Assim, quando a presente ação entrou em juízo, em relação àqueles créditos já tinha decorrido o prazo previsto na alínea b) do n.º 2 do artigo 146.º.
Não é pacífica a questão da natureza do prazo a que alude esta disposição.
A jurisprudência diverge quanto à questão da natureza e regime do prazo a que alude a alínea b) do n.º 2 do artigo 146.º, o que determinou, além do mais, que não se tivesse tomado posição sobre a questão aquando da prolação do despacho relativo à citação (v. fls. 11 –ref.ª 78150989).
Em relação à natureza do prazo existem duas posições:
-
Uma defende que está em causa um prazo processual, cujo decurso extingue o direito de praticar o ato (art.º 139.º, n.º 3, do Código de Processo Civil; neste sentido Acórdãos do Tribunal da Relação de Lisboa de 28-04-2015 e 07-06-2016, Processos n.º 664/10.7YLSB-AB.L1-7 e 1567/13.9TYLSB-I.L1-7, Acórdãos do Tribunal da Relação do Porto de 10-04-2014 e 27-03-2014 Processos nº 1218/12.9TJVNF-N.P1 e 1218/12.9TJVNF-W.P1); b) Outra que defende que está em causa um prazo de caducidade que não é de conhecimento oficioso (art.º 329.º e 331.º, n.º 1, do Código Civil; entre outros, Acórdão do Tribunal da Relação de Guimarães de 06-02-2014, Processo 1551/12.0TBBRG-C.G1 e Acórdão do Tribunal da Relação de Coimbra de 25-10-2016, Processo 600/14.1TBPBL-E.C1).

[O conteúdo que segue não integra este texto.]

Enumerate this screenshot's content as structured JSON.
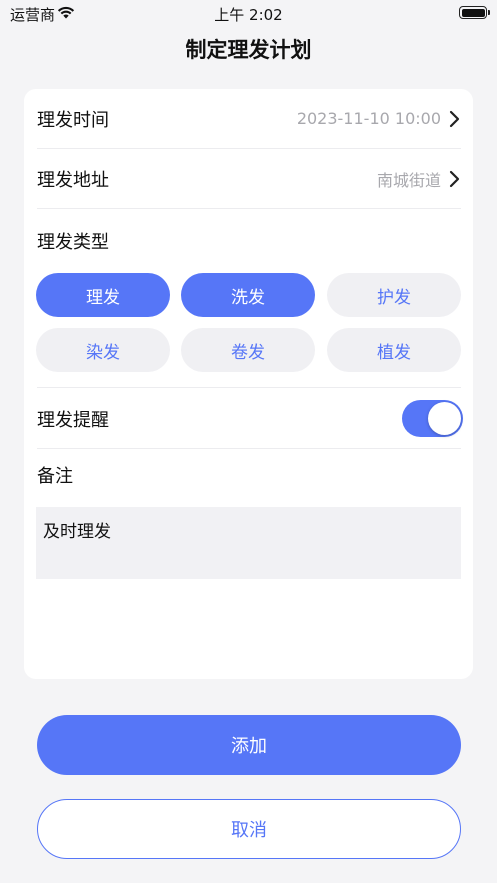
{
  "status_bar": {
    "carrier": "运营商",
    "time": "上午 2:02"
  },
  "header": {
    "title": "制定理发计划"
  },
  "form": {
    "time": {
      "label": "理发时间",
      "value": "2023-11-10 10:00"
    },
    "address": {
      "label": "理发地址",
      "value": "南城街道"
    },
    "type_label": "理发类型",
    "types": [
      {
        "label": "理发",
        "selected": true
      },
      {
        "label": "洗发",
        "selected": true
      },
      {
        "label": "护发",
        "selected": false
      },
      {
        "label": "染发",
        "selected": false
      },
      {
        "label": "卷发",
        "selected": false
      },
      {
        "label": "植发",
        "selected": false
      }
    ],
    "reminder": {
      "label": "理发提醒",
      "enabled": true
    },
    "note": {
      "label": "备注",
      "value": "及时理发"
    }
  },
  "actions": {
    "add_label": "添加",
    "cancel_label": "取消"
  },
  "colors": {
    "accent": "#5676f7",
    "background": "#f4f4f6",
    "chip_off": "#f0f0f3"
  }
}
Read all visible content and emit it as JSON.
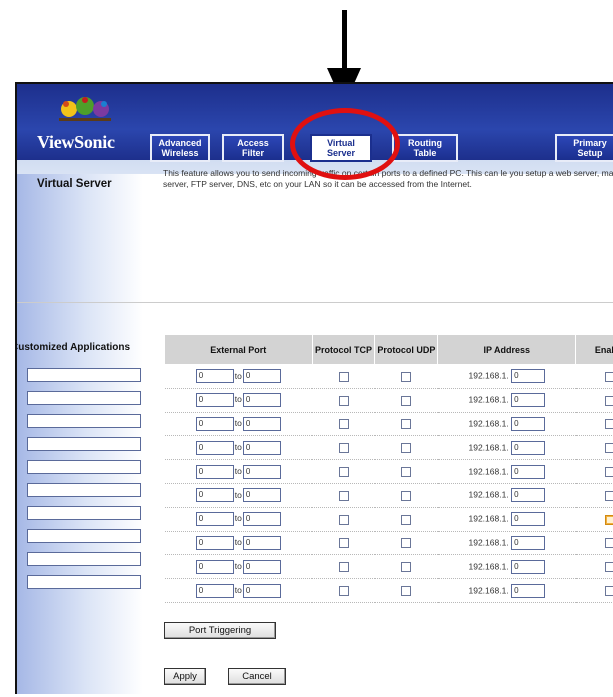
{
  "brand": {
    "name": "ViewSonic"
  },
  "tabs": [
    {
      "label": "Advanced Wireless"
    },
    {
      "label": "Access Filter"
    },
    {
      "label": "Virtual Server",
      "active": true
    },
    {
      "label": "Routing Table"
    },
    {
      "label": "Primary Setup"
    }
  ],
  "page": {
    "title": "Virtual Server",
    "description": "This feature allows you to send incoming traffic on certain ports to a defined PC. This can le you setup a web server, mail server, FTP server, DNS, etc on your LAN so it can be accessed from the Internet."
  },
  "customized_applications_label": "Customized Applications",
  "table": {
    "headers": [
      "External Port",
      "Protocol TCP",
      "Protocol UDP",
      "IP Address",
      "Enable"
    ],
    "to_label": "to",
    "ip_prefix": "192.168.1.",
    "rows": [
      {
        "port_from": "0",
        "port_to": "0",
        "tcp": false,
        "udp": false,
        "ip_last": "0",
        "enable": false
      },
      {
        "port_from": "0",
        "port_to": "0",
        "tcp": false,
        "udp": false,
        "ip_last": "0",
        "enable": false
      },
      {
        "port_from": "0",
        "port_to": "0",
        "tcp": false,
        "udp": false,
        "ip_last": "0",
        "enable": false
      },
      {
        "port_from": "0",
        "port_to": "0",
        "tcp": false,
        "udp": false,
        "ip_last": "0",
        "enable": false
      },
      {
        "port_from": "0",
        "port_to": "0",
        "tcp": false,
        "udp": false,
        "ip_last": "0",
        "enable": false
      },
      {
        "port_from": "0",
        "port_to": "0",
        "tcp": false,
        "udp": false,
        "ip_last": "0",
        "enable": false
      },
      {
        "port_from": "0",
        "port_to": "0",
        "tcp": false,
        "udp": false,
        "ip_last": "0",
        "enable": false,
        "enable_focused": true
      },
      {
        "port_from": "0",
        "port_to": "0",
        "tcp": false,
        "udp": false,
        "ip_last": "0",
        "enable": false
      },
      {
        "port_from": "0",
        "port_to": "0",
        "tcp": false,
        "udp": false,
        "ip_last": "0",
        "enable": false
      },
      {
        "port_from": "0",
        "port_to": "0",
        "tcp": false,
        "udp": false,
        "ip_last": "0",
        "enable": false
      }
    ]
  },
  "buttons": {
    "port_triggering": "Port Triggering",
    "apply": "Apply",
    "cancel": "Cancel"
  },
  "colors": {
    "brand_blue": "#1d2f8c",
    "annotation_red": "#e01010",
    "header_gray": "#d3d3d3"
  }
}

Defendemos a primeira posição.
Conforme foi destacado no voto de vencido do citado Acórdão do Tribunal da Relação de Coimbra de 25-10-2016 (Processo n.º 600/14.1TBPBL-E.C1, in www.dgsi.pt), nos termos previstos no artigo 90.º, os credores da insolvência apenas poderão exercer os seus direitos em conformidade com os preceitos do Código da Insolvência e da Recuperação de Empresas e só podem ser pagos se estiverem verificados no processo de insolvência por sentença transitada em julgado (art.º 173.º).
Apesar da verificação ulterior de créditos corresponder a uma ação que corre por apenso aos autos da insolvência e seguir, atualmente, os termos do processo comum de declaração (art.º 148.º), o respetivo direito só pode ser exercido no prazo previsto na alínea b), do n.º 2 do artigo 146.º.
Estando em causa uma ação que constitui parte integrante do processo de insolvência, o prazo previsto para a propositura da ação, à semelhança do prazo geral da reclamação de créditos, é um prazo processual, que não está na disponibilidade das partes, constituindo, assim, um prazo processual e não de caducidade.
É um prazo perentório, cujo decurso extingue o direito de praticar o ato (art.º 139.º, n.ºs 1 e 3, do Código de Processo Civil, ex vi do art.º 17.º do Código da Insolvência e da Recuperação de Empresas), deste modo, quando a presente ação entrou em juízo já os autores tinham perdido o direito de a intentar, pelo menos, em relação aos créditos vencidos até à declaração de insolvência.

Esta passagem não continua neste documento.